It appears GTEx replaced the static locations for their data. I'm going to have to figure a work-around for that. In the meantime, you can manually go to https://www.gtexportal.org/static/datasets/ (login) and download the files and load them in following the script within downloadGTEx.
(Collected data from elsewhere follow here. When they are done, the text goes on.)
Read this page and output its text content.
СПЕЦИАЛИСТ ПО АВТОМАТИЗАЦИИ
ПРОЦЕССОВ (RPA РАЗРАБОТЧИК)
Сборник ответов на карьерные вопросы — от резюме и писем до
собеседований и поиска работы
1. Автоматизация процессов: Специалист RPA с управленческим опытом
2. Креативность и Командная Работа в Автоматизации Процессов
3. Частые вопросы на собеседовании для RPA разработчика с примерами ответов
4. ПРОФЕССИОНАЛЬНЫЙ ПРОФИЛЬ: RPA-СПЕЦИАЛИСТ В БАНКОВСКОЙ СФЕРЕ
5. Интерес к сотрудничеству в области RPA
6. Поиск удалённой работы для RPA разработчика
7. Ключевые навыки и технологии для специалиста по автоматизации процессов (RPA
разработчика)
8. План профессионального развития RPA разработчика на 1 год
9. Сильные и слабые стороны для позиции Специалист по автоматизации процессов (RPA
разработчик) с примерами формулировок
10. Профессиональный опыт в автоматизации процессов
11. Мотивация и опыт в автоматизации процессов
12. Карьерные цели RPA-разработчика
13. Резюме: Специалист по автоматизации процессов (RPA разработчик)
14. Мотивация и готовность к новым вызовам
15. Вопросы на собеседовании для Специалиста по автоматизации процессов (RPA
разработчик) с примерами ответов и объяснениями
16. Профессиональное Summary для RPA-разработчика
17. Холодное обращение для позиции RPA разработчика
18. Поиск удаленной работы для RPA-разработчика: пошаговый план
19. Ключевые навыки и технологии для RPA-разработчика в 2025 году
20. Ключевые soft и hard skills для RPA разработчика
ameya225 commented 6 years ago

I am still getting the same error as @jpmam1 when trying to download other GTEx data, apart from the example (skin dataset). @jnpaulson is there an update with the work-around for this?

DCGenomics commented 6 years ago

Are you getting it through dbGaP, or elsewhere?

On Tue, Jan 9, 2018 at 6:48 PM, Ameya Kulkarni notifications@github.com wrote:

I am still getting the same error as @jpmam1 https://github.com/jpmam1 when trying to download other GTEx data, apart from the example (skin dataset). @jnpaulson https://github.com/jnpaulson is there an update with the work-around for this?

— You are receiving this because you are subscribed to this thread. Reply to this email directly, view it on GitHub https://github.com/QuackenbushLab/yarn/issues/2#issuecomment-356451864, or mute the thread https://github.com/notifications/unsubscribe-auth/AFePtR11pTf_fVfx_Y6_DdAyLuPSa9bIks5tI_q9gaJpZM4QBYAP .

-- What have you done today to make the world a better place?

jnpaulson commented 6 years ago

Hi all, yes. Just decided on a workaround - and it will be implemented this coming week. I'll update this post soon.

Thank you

jnpaulson commented 6 years ago

@DCGenomics , @ameya225 , @jpmam1

Hi all - apologies for the delay. As a temporary workaround (Bioconductor has a versioning delay) I'm placing the V6 data formatted already as a YARN processed ExpressionSet.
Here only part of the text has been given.